Juliana Cardoso: Proposta equivocada como política pública para enfrentar o problema da gravidez precoce. Fotos: Divulgação

“Câmara de SP quer votar projeto de lei de abstinência sexual”

Por Juliana Cardoso*

Depois da mobilização conjunta dos mandatos e movimentos sociais feministas, a Câmara Municipal adiou na quinta-feira (17) a votação do Projeto de Lei (PL) 813/2019 “Escolhi Esperar”.

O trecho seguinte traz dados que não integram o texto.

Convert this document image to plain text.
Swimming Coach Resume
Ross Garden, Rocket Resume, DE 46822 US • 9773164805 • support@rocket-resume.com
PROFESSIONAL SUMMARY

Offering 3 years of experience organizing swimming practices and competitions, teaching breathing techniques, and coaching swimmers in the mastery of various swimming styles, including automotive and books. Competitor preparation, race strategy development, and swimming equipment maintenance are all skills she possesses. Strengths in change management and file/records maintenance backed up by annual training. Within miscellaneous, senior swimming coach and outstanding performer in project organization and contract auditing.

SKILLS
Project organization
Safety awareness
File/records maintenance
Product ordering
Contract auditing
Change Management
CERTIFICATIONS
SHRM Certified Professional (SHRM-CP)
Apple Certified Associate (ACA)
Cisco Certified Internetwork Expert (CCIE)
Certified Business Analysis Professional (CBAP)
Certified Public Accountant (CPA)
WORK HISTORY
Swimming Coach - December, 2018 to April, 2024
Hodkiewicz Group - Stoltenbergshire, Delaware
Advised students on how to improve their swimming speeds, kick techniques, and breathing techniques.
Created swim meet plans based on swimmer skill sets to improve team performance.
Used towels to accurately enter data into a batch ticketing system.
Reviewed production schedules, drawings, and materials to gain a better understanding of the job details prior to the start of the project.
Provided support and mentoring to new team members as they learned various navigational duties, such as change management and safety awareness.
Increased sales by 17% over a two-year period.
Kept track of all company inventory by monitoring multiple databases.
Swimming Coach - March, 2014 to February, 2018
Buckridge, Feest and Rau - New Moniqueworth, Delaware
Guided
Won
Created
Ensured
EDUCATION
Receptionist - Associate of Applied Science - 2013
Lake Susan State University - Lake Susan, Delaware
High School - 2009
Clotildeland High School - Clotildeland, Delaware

Trata-se de um retrocesso na educação sexual com proposta equivocada de abstinência sexual como política pública para enfrentar o problema da gravidez precoce.

O vereador proponente é Rinaldi Digílio, recém-filiado ao PSL, um bolsonarista orgulhoso em suas redes sociais.

Como todo falso defensor da família, a sua visão e dos defensores da proposta é de que a sociedade está corrompida pelo feminismo, pelas pessoas LGBTQIA+ e o sexo banalizado.

Desta forma, crianças e adolescentes acabariam fazendo sexo porque são estimuladas.

Para eles, as políticas existentes sobre a sexualidade de adolescentes falham, uma vez que a gravidez precoce ainda ocorre no País.

Eles ignoram a realidade da violência sexual contra crianças e adolescentes. E repetem, sem parar que o projeto não é sobre violência sexual. Não é mesmo, mas deveria ser.

A moral e visão de mundo deles é muito peculiar.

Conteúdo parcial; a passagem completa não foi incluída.